Pat's away so Eric Lyon managed to get in a good day's birding resulting in almost a half-century of species recorded including Hawfinch, Cirl Bunting and two woodpecker species. If only I had known I could have joined him for a feast of small birds. Thanks for the information, Eric which is published below.
Sunday 28 January
Yesterday Jago and I went birding whilst Pat was in the UK for the weekend. We went up to Zafarraya which was fairly quiet with the usual Chough, Black Wheatear, Blue Rock Thrush etc. No raptors (not even Kestrel) or Rock Sparrows but Sardinian and Dartford Warblers plus Blackcap.

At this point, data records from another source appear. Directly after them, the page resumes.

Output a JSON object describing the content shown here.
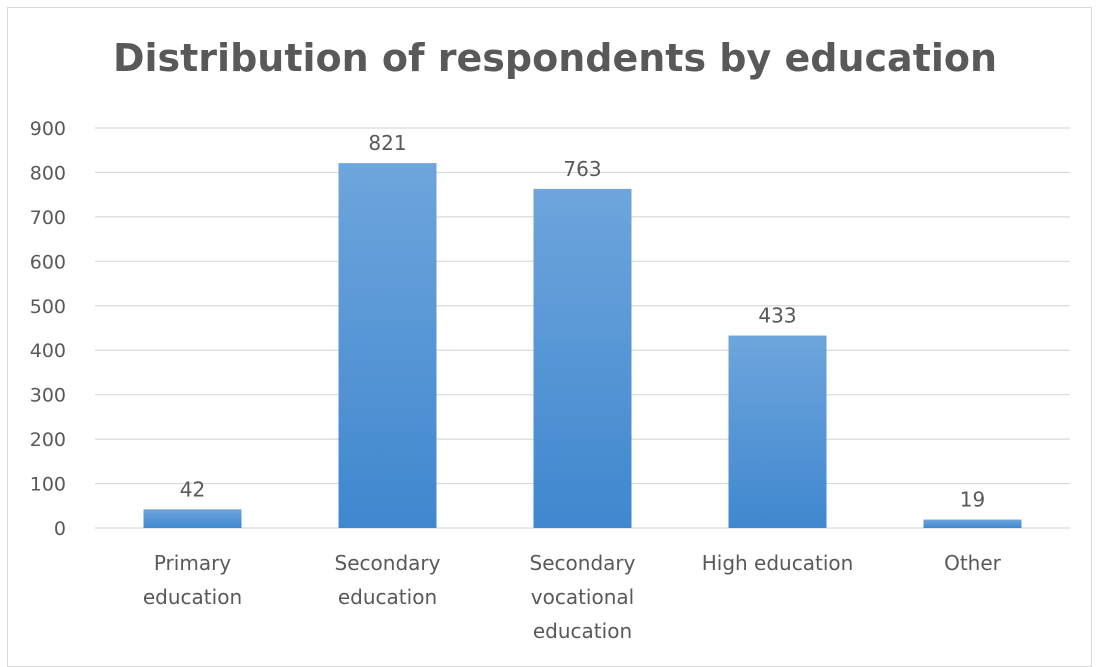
{
  "chart_data": {
    "type": "bar",
    "title": "Distribution of respondents by education",
    "categories": [
      [
        "Primary",
        "education"
      ],
      [
        "Secondary",
        "education"
      ],
      [
        "Secondary",
        "vocational",
        "education"
      ],
      [
        "High education"
      ],
      [
        "Other"
      ]
    ],
    "values": [
      42,
      821,
      763,
      433,
      19
    ],
    "ylim": [
      0,
      900
    ],
    "yticks": [
      0,
      100,
      200,
      300,
      400,
      500,
      600,
      700,
      800,
      900
    ],
    "grid": true,
    "legend": "none",
    "data_labels": true,
    "colors": {
      "bar_top": "#6ea5dc",
      "bar_bottom": "#3f87cf",
      "grid": "#d9d9d9",
      "text": "#595959"
    }
  }
}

We then went across the Zafarraya plain with lots of Crested Larks, Linnet, Goldfinch and a tree full of Tree Sparrows. Over the tops we hit the fog that seems to have engulfed Granada Province as our friends discovered when they tried a few days skiing in the Sierra Nevada. So back to Robledal where the woods were full of bird song. Before I had even got to the car park (which was packed with Sunday picnickers) I had seen all the tit species, pairs of both Green and Great Spotted Woodpeckers, Firecrests, Short-toed Treecreepers and Nuthatch. Much the same nearer the car park but far enough away to be out of earshot of the hoards - again lots of the woodland species you would expect (Blue and Crested Tits were more in evidence than the rest) and this time including a small party of Wood Lark.
Better still, a close view of a pair of Hawfinch feeding on low branches and then dropping to the ground. They seem to have arrived with twenty or so Greenfinch - although that may have been co-incidental. Following the track round added Cirl Bunting and Southern Grey Shrike, lots of Corn Bunting and Common Magpie and one Kestrel. Altogether a great few hours birding and near 50 species.
But the most bizarre bird of the day was a Black Stork!! Travelling back passed Puente don Manuel a Black Stork was gliding southward just about tree height on the left of the road. Unfortunately, I could not stop as I was coming up to where the road width is reduced due to subsidence and there was traffic in both directions. But what is it doing here? An early arrival or from some park or similar?
Interesting about the Black Stork. There has been a juvenile around Laguna Dulce in November/ December and speaking with local Velez Malaga birder, Kiree this morning (29 January) he informed e that he had seen a Black Stork working its way down the Rio Velez on the same day. Sounds like the same bird to me and, presumably for whatever reason, may be the over-wintering bird that has been seen in the Campillos area.